6. Cultural values of wetlands
The Mediterranean basin has a long history of human use and thus wetlands sites often have cultural components like physical ruins, monuments or particular traditions on fishing, building techniques, etc. Combining natural and cultural management can provide benefits to conservation, empower local communities and give eco-tourism opportunities in the area. MedWet was active in this area in the past and will soon be launching the MedWet Culture Network. We are currently in the process of building such a network which will enable different Mediterranean actors to exchange practices and information.
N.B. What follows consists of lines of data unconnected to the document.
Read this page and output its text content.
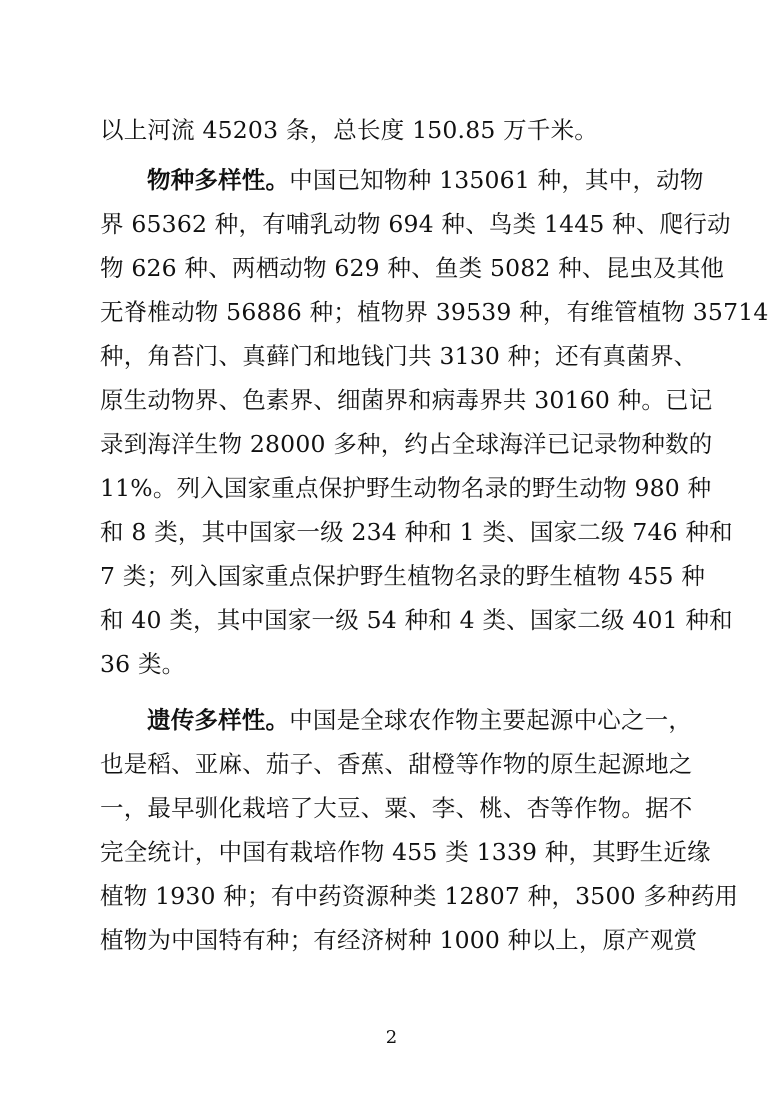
以上河流 45203 条，总长度 150.85 万千米。
物种多样性。中国已知物种 135061 种，其中，动物
界 65362 种，有哺乳动物 694 种、鸟类 1445 种、爬行动
物 626 种、两栖动物 629 种、鱼类 5082 种、昆虫及其他
无脊椎动物 56886 种；植物界 39539 种，有维管植物 35714
种，角苔门、真藓门和地钱门共 3130 种；还有真菌界、
原生动物界、色素界、细菌界和病毒界共 30160 种。已记
录到海洋生物 28000 多种，约占全球海洋已记录物种数的
11%。列入国家重点保护野生动物名录的野生动物 980 种
和 8 类，其中国家一级 234 种和 1 类、国家二级 746 种和
7 类；列入国家重点保护野生植物名录的野生植物 455 种
和 40 类，其中国家一级 54 种和 4 类、国家二级 401 种和
36 类。
遗传多样性。中国是全球农作物主要起源中心之一，
也是稻、亚麻、茄子、香蕉、甜橙等作物的原生起源地之
一，最早驯化栽培了大豆、粟、李、桃、杏等作物。据不
完全统计，中国有栽培作物 455 类 1339 种，其野生近缘
植物 1930 种；有中药资源种类 12807 种，3500 多种药用
植物为中国特有种；有经济树种 1000 种以上，原产观赏
2
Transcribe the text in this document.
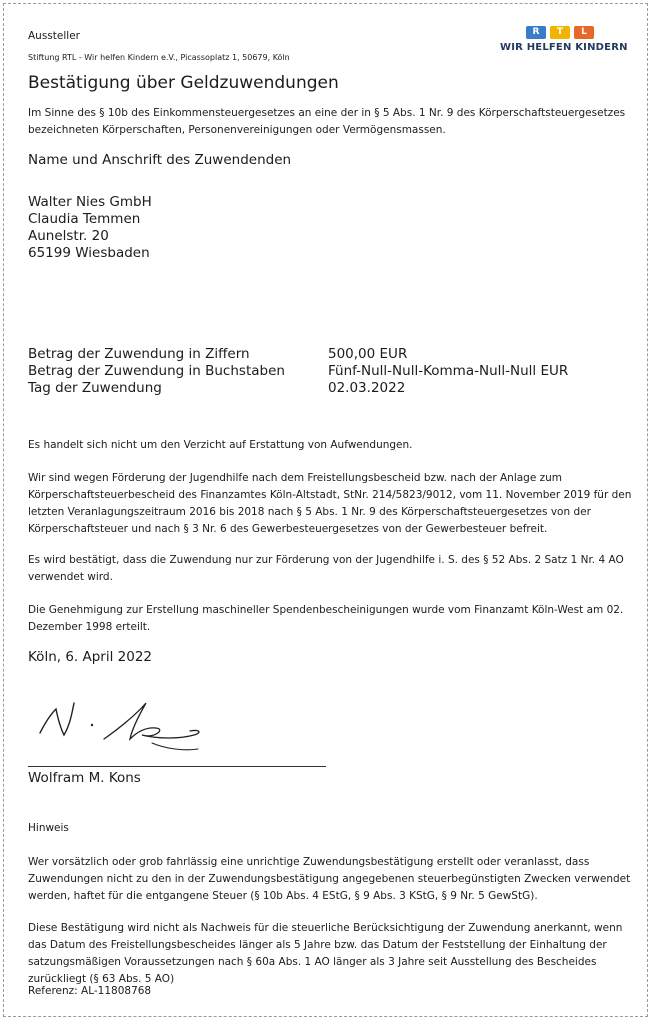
Aussteller
Stiftung RTL - Wir helfen Kindern e.V., Picassoplatz 1, 50679, Köln
R	T	L
WIR HELFEN KINDERN
Bestätigung über Geldzuwendungen
Im Sinne des § 10b des Einkommensteuergesetzes an eine der in § 5 Abs. 1 Nr. 9 des Körperschaftsteuergesetzes bezeichneten Körperschaften, Personenvereinigungen oder Vermögensmassen.
Name und Anschrift des Zuwendenden
Walter Nies GmbH
Claudia Temmen
Aunelstr. 20
65199 Wiesbaden
Betrag der Zuwendung in Ziffern	500,00 EUR
Betrag der Zuwendung in Buchstaben	Fünf-Null-Null-Komma-Null-Null EUR
Tag der Zuwendung	02.03.2022
Es handelt sich nicht um den Verzicht auf Erstattung von Aufwendungen.
Wir sind wegen Förderung der Jugendhilfe nach dem Freistellungsbescheid bzw. nach der Anlage zum Körperschaftsteuerbescheid des Finanzamtes Köln-Altstadt, StNr. 214/5823/9012, vom 11. November 2019 für den letzten Veranlagungszeitraum 2016 bis 2018 nach § 5 Abs. 1 Nr. 9 des Körperschaftsteuergesetzes von der Körperschaftsteuer und nach § 3 Nr. 6 des Gewerbesteuergesetzes von der Gewerbesteuer befreit.
Es wird bestätigt, dass die Zuwendung nur zur Förderung von der Jugendhilfe i. S. des § 52 Abs. 2 Satz 1 Nr. 4 AO verwendet wird.
Die Genehmigung zur Erstellung maschineller Spendenbescheinigungen wurde vom Finanzamt Köln-West am 02. Dezember 1998 erteilt.
Köln, 6. April 2022
Wolfram M. Kons
Hinweis
Wer vorsätzlich oder grob fahrlässig eine unrichtige Zuwendungsbestätigung erstellt oder veranlasst, dass Zuwendungen nicht zu den in der Zuwendungsbestätigung angegebenen steuerbegünstigten Zwecken verwendet werden, haftet für die entgangene Steuer (§ 10b Abs. 4 EStG, § 9 Abs. 3 KStG, § 9 Nr. 5 GewStG).
Diese Bestätigung wird nicht als Nachweis für die steuerliche Berücksichtigung der Zuwendung anerkannt, wenn das Datum des Freistellungsbescheides länger als 5 Jahre bzw. das Datum der Feststellung der Einhaltung der satzungsmäßigen Voraussetzungen nach § 60a Abs. 1 AO länger als 3 Jahre seit Ausstellung des Bescheides zurückliegt (§ 63 Abs. 5 AO)
Referenz: AL-11808768
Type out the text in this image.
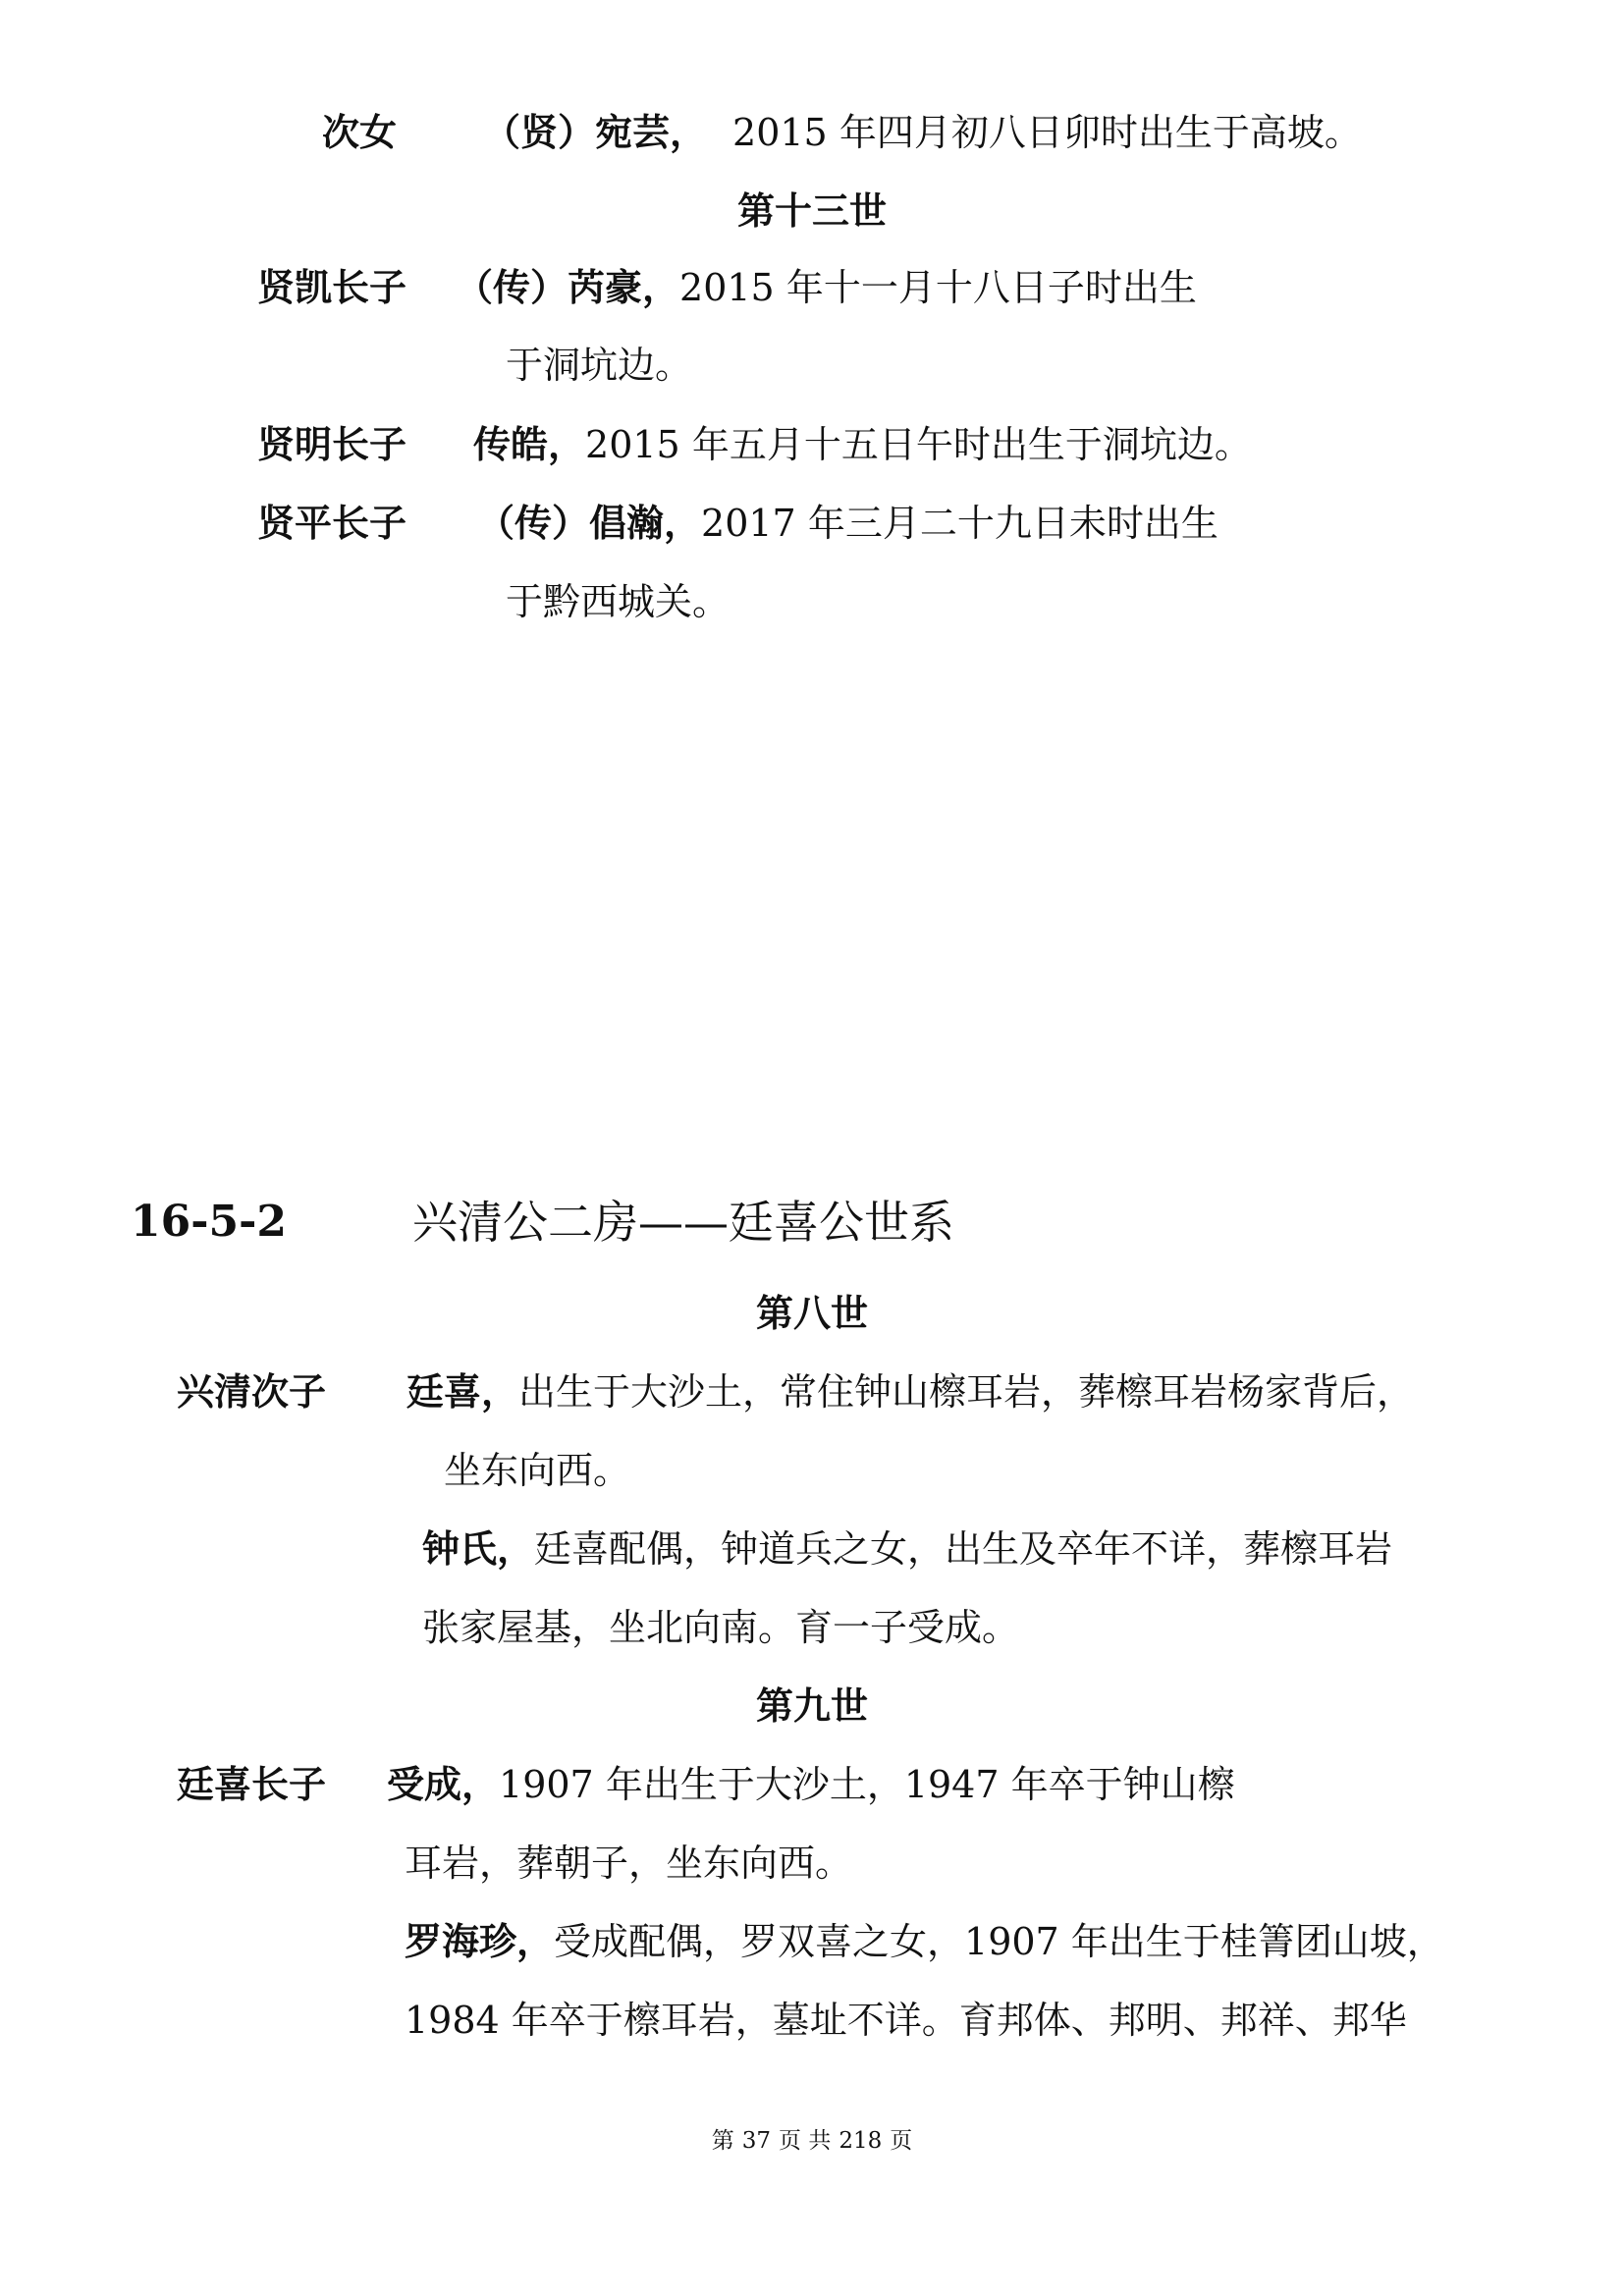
次女 （贤）宛芸， 2015 年四月初八日卯时出生于高坡。
第十三世
贤凯长子 （传）芮豪，2015 年十一月十八日子时出生
于洞坑边。
贤明长子 传皓，2015 年五月十五日午时出生于洞坑边。
贤平长子 （传）倡瀚，2017 年三月二十九日未时出生
于黔西城关。
16-5-2	兴清公二房——廷喜公世系
第八世
兴清次子 廷喜，出生于大沙土，常住钟山檫耳岩，葬檫耳岩杨家背后，
坐东向西。
钟氏，廷喜配偶，钟道兵之女，出生及卒年不详，葬檫耳岩
张家屋基，坐北向南。育一子受成。
第九世
廷喜长子 受成，1907 年出生于大沙土，1947 年卒于钟山檫
耳岩，葬朝子，坐东向西。
罗海珍，受成配偶，罗双喜之女，1907 年出生于桂箐团山坡，
1984 年卒于檫耳岩，墓址不详。育邦体、邦明、邦祥、邦华
第 37 页 共 218 页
7. Wetlands and climate change mitigation
Climate change and its consequences are in the forefront of environmental discussions all over the world. Wetlands will be largely affected by changes in rainfall patterns, droughts and other phenomena. However, sustainable wetland use and management can mitigate climate change repercussions like floods and soil erosion. MedWet has made climate change on of its priorities
8. Public awareness
Through its communications outreach MedWet seeks to motivate people to act for the wise use of wetlands. By promoting public awareness of wetland values, MedWet contributes to generating recognition of the benefits that wetlands provide.
9. Disseminating research results
MedWet has published a variety of books, CD-ROMs and other materials to ensure that knowledge gained through projects is made available to all audiences interested in wetland protection. The publications section on this website offers a number of our materials on-line.